The $62.5 billion takeover, one of a trio of major deals in the agribusiness sector in recent years, would create a company with a share of more than a quarter of the world’s seed and pesticides market in the fast-consolidating farm supplies market.
Bayer declined to comment on the status of the antitrust review in the U.S.
The deal, first announced in 2016, received European Union regulatory approval in March.
And earlier this month, Bayer reportedly reached a preliminary agreement with the U.S. trustbusters by agreeing to sell a few more seed assets along with its digital-farming business.
On Thursday, Bayer said it had agreed to sell more crop science businesses to BASF in a deal that fulfills commitments made to the EU as part of its takeover of Monsanto.
The package, being sold for up to 1.7 billion euros ($2.1 billion), includes its global vegetable seeds business, certain seed treatments and digital farming activities with total sales of 745 million euros in 2017.

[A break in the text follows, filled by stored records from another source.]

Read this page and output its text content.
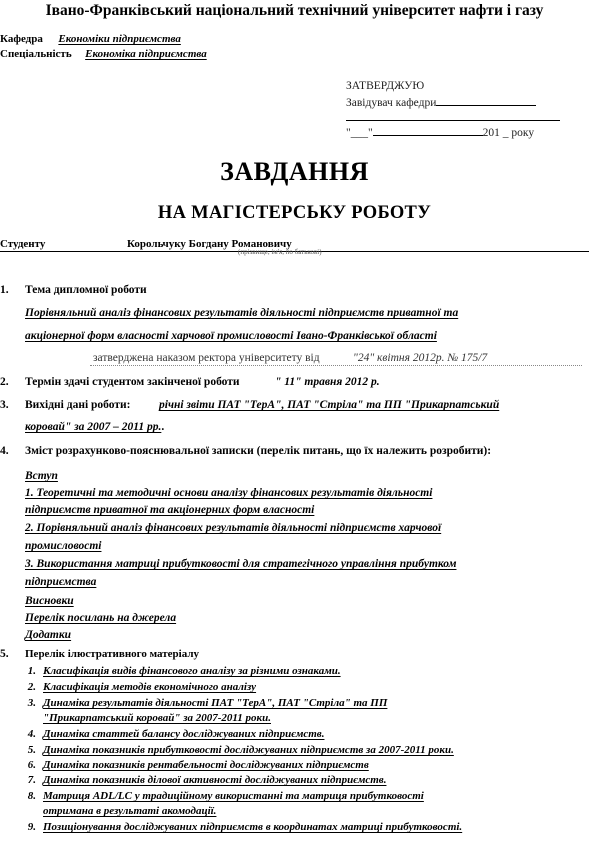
Івано-Франківський національний технічний університет нафти і газу
Кафедра Економіки підприємства
Спеціальність Економіка підприємства
ЗАТВЕРДЖУЮ
Завідувач кафедри
"___"	201 _ року
ЗАВДАННЯ
НА МАГІСТЕРСЬКУ РОБОТУ
Студенту	Корольчуку Богдану Романовичу
(прізвище, ім'я, по батькові)
1. Тема дипломної роботи
Порівняльний аналіз фінансових результатів діяльності підприємств приватної та
акціонерної форм власності харчової промисловості Івано-Франківської області
затверджена наказом ректора університету від	"24" квітня 2012р. № 175/7
2. Термін здачі студентом закінченої роботи	" 11" травня 2012 р.
3. Вихідні дані роботи: річні звіти ПАТ "ТерА", ПАТ "Стріла" та ПП "Прикарпатський
коровай" за 2007 – 2011 рр..
4. Зміст розрахунково-пояснювальної записки (перелік питань, що їх належить розробити):
Вступ
1. Теоретичні та методичні основи аналізу фінансових результатів діяльності
підприємств приватної та акціонерних форм власності
2. Порівняльний аналіз фінансових результатів діяльності підприємств харчової
промисловості
3. Використання матриці прибутковості для стратегічного управління прибутком
підприємства
Висновки
Перелік посилань на джерела
Додатки
5. Перелік ілюстративного матеріалу
1. Класифікація видів фінансового аналізу за різними ознаками.
2. Класифікація методів економічного аналізу
3. Динаміка результатів діяльності ПАТ "ТерА", ПАТ "Стріла" та ПП
"Прикарпатський коровай" за 2007-2011 роки.
4. Динаміка статтей балансу досліджуваних підприємств.
5. Динаміка показників прибутковості досліджуваних підприємств за 2007-2011 роки.
6. Динаміка показників рентабельності досліджуваних підприємств
7. Динаміка показників ділової активності досліджуваних підприємств.
8. Матриця ADL/LC у традиційному використанні та матриця прибутковості
отримана в результаті акомодації.
9. Позиціонування досліджуваних підприємств в координатах матриці прибутковості.
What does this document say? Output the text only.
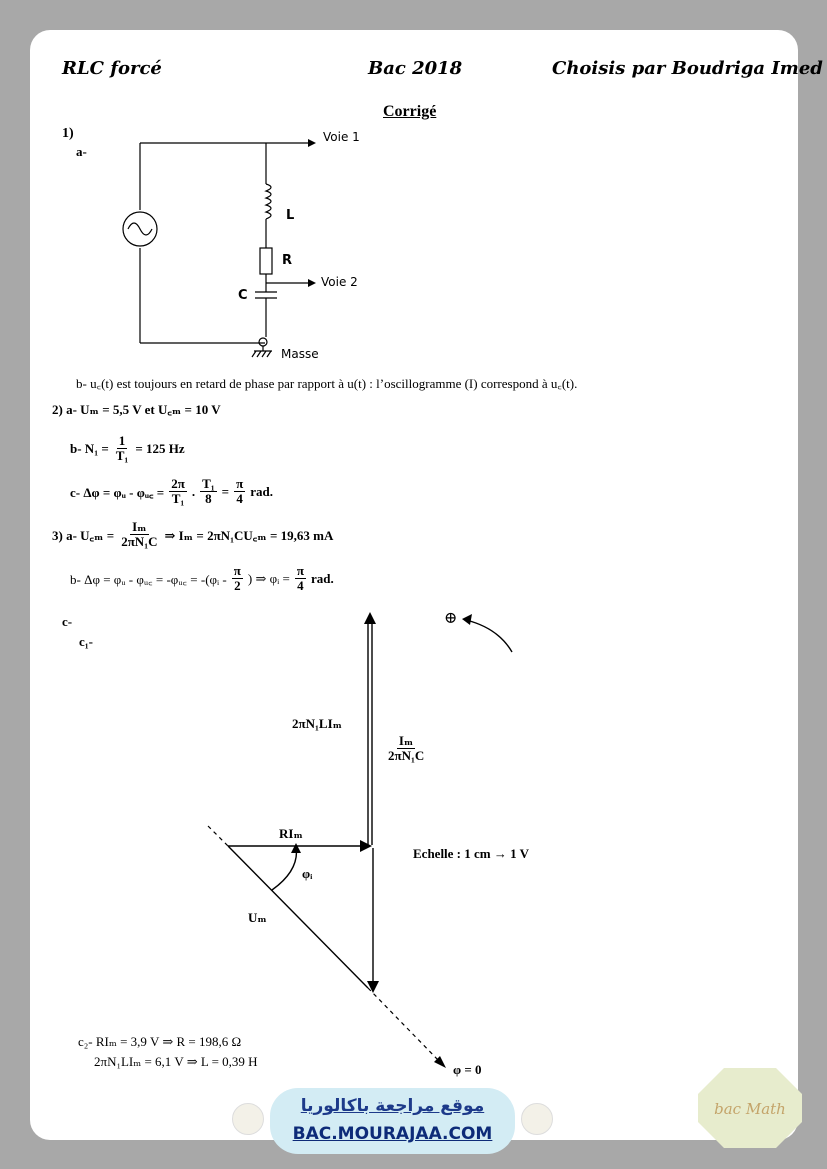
RLC forcé	Bac 2018	Choisis par Boudriga Imed
Corrigé
1)
a-
Voie 1
Voie 2
Masse
L
R
C
b- u꜀(t) est toujours en retard de phase par rapport à u(t) : l’oscillogramme (I) correspond à u꜀(t).
2) a- Uₘ = 5,5 V et U꜀ₘ = 10 V
b- $N_1 = \frac{1}{\text{T₁}} = 125$ Hz
c- Δφ = φᵤ - φᵤ꜀ = $\frac{2\pi}{\text{T₁}}$ . $\frac{\text{T₁}}{8} = \frac{\pi}{4}$ rad.
3) a- U꜀ₘ = $\frac{\text{Iₘ}}{\text{2πN₁C}}$ ⇒ Iₘ = 2πN₁CU꜀ₘ = 19,63 mA
b- Δφ = φᵤ - φᵤ꜀ = -φᵤ꜀ = -(φᵢ - $\frac{\pi}{2}$ ) ⇒ φᵢ = $\frac{\pi}{4}$ rad.
c-
c₁-
⊕
2πN₁LIₘ
$\frac{\text{Iₘ}}{\text{2πN₁C}}$
RIₘ
φᵢ
Uₘ
Echelle : 1 cm → 1 V
φ = 0
c₂- RIₘ = 3,9 V ⇒ R = 198,6 Ω
2πN₁LIₘ = 6,1 V ⇒ L = 0,39 H
موقع مراجعة باكالوريا
BAC.MOURAJAA.COM
bac Math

“With this move, we are implementing the corresponding undertakings made to the European Commission and other regulatory authorities to allow the successful closing of the Monsanto transaction,” Werner Baumann, chairman of the board of management of Bayer, said in a statement.
A future combined Bayer and Monsanto expects to spend about $16 billion on research and development over the next six years with at least half of the investment made in the United States. Monsanto currently spends about $1.5 billion annually on R&D domestically.
It is unclear how much of the future R&D spending would occur in the St. Louis area, where Monsanto’s research and development resources are headquartered.
Since 2013, the company has committed $400 million to improving and expanding facilities at its Chesterfield Research Center.